Motorola
Motorola – Oakley Media Kit
Fibre stepped away from the computer and rolled up its sleeves to visualise the media kit for O ROKR. Aimed at skateboarders, mountain bikers and free runners, O ROKR are innovative Oakley sunglasses with built-in Motorola stereo Bluetooth – meaning you can switch between music and taking a call, and then back again.
Motorola – Head & Body Media Kit
“In the beginning there were heads. And there were bodies. They evolved separately …” Thus begins Fibre’s history of headlessness for the MTV/Motorola production Head & Body (short films to be seen on the phone where the main character leads a headless life).
Motorola – SLVR Media Kit
Call it folly, hubris or determination, but Fibre spent a year waiting for Motorola to agree to use Sam Buxton’s Mikroman for a press kit. They first got the idea of using his pop-up metal figure with the RAZR—a slim folding phone whose keypad suggested the very qualities of the Mikroman. But it was more than a year before the client finally agreed.
Motorola – Burton Media Kit
Fibre’s office was strewn with hundreds of pieces of folded paper, but they hadn’t taken up origami en masse, no it was the media kit for Motorola’s collaboration with Burton. Using Bluetooth to communicate from your sleeve to your beanie, it meant even in very cold weather you didn’t need to take off your mittens to switch between a playlist and an incoming call.
Motorola – 75th Anniversary Poster
One small step for man, one giant leap for mankind. Ten little words everyone has heard, but Fibre went on to take them and the other 31,260 in the Apollo moon landing transcript and turn them into an A-1 sized poster for Motorola’s 75th anniversary. Without Motorola the world would never have heard Neil Armstrong’s quote; the company provided the communications equipment for the lunar landing, and without Fibre still fewer people would know much more than the famous phrase.
Motorola – The First Car Radio on the Moon
Hardbound slim volumes with cloth covers, gold type, sepia-toned images, photos of beaming chairmen, and no irony. That is everything that corporate histories are, and everything the Motorola book isn’t.
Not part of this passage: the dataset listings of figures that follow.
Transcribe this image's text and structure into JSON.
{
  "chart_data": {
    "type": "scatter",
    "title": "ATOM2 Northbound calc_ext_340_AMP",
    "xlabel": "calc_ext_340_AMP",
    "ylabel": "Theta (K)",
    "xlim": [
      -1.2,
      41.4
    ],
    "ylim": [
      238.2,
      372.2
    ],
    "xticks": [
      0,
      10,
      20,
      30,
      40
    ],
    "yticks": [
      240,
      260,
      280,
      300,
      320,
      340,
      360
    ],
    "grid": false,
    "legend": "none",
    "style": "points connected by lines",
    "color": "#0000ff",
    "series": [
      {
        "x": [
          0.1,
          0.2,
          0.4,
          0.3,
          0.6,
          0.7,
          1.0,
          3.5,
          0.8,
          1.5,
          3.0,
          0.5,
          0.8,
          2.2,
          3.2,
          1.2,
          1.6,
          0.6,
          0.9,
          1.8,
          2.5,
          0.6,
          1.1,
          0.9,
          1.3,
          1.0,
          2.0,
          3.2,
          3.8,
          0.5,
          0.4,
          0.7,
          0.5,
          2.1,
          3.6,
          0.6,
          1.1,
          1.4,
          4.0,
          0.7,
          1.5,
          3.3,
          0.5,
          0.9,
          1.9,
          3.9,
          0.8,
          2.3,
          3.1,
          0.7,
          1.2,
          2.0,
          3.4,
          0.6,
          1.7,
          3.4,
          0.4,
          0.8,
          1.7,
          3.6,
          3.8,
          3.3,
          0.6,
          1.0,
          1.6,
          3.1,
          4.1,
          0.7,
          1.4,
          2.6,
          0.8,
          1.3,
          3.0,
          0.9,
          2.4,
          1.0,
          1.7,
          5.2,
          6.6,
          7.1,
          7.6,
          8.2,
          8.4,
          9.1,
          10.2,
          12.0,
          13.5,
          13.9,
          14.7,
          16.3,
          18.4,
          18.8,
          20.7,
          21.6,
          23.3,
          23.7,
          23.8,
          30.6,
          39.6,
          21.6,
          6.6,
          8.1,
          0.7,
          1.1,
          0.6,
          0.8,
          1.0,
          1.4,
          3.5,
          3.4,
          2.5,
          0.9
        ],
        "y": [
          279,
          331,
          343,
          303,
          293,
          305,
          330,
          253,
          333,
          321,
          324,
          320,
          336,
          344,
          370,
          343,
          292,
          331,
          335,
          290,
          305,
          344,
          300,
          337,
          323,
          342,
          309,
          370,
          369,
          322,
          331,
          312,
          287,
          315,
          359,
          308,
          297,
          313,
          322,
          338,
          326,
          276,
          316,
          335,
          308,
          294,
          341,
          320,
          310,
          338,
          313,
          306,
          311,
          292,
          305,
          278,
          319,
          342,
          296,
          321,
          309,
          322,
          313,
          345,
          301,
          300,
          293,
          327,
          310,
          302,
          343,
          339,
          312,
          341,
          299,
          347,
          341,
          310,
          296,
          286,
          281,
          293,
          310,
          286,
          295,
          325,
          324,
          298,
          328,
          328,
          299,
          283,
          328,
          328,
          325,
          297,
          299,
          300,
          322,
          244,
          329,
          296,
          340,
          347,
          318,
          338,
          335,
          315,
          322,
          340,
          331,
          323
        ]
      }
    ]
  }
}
Motorola – Mobile Exhibition Graphics
Picture a man sporting a pocket pen protector, a clunky ‘brick’ phone and a high degree of geek chic. Inspired by this image, Fibre turned it into a pop art icon celebrating the mobile phone’s everyday ubiquity with Andy Warhol soup-can style. The final hand-on-phone image played up the retro hip cachet of old technology and served as the core identity for Mobile, Motorola’s exhibition commemorating the history of the mobile phone.
Motorola – Text Match Kiosk
Kids V. Adults. Nothing less momentous than a war of the ages was what Motorola was after when they asked Fibre to design a game for the ICA digital festival, ‘What Do You Want To Do With It?’ Fibre came up with Text Match, based on the idea that kids are far more proficient at text messaging than their parents. The game, a texting Space Invaders, requires players to translate a word from standard English to text speak (or text to txt) before it reaches the bottom of the screen.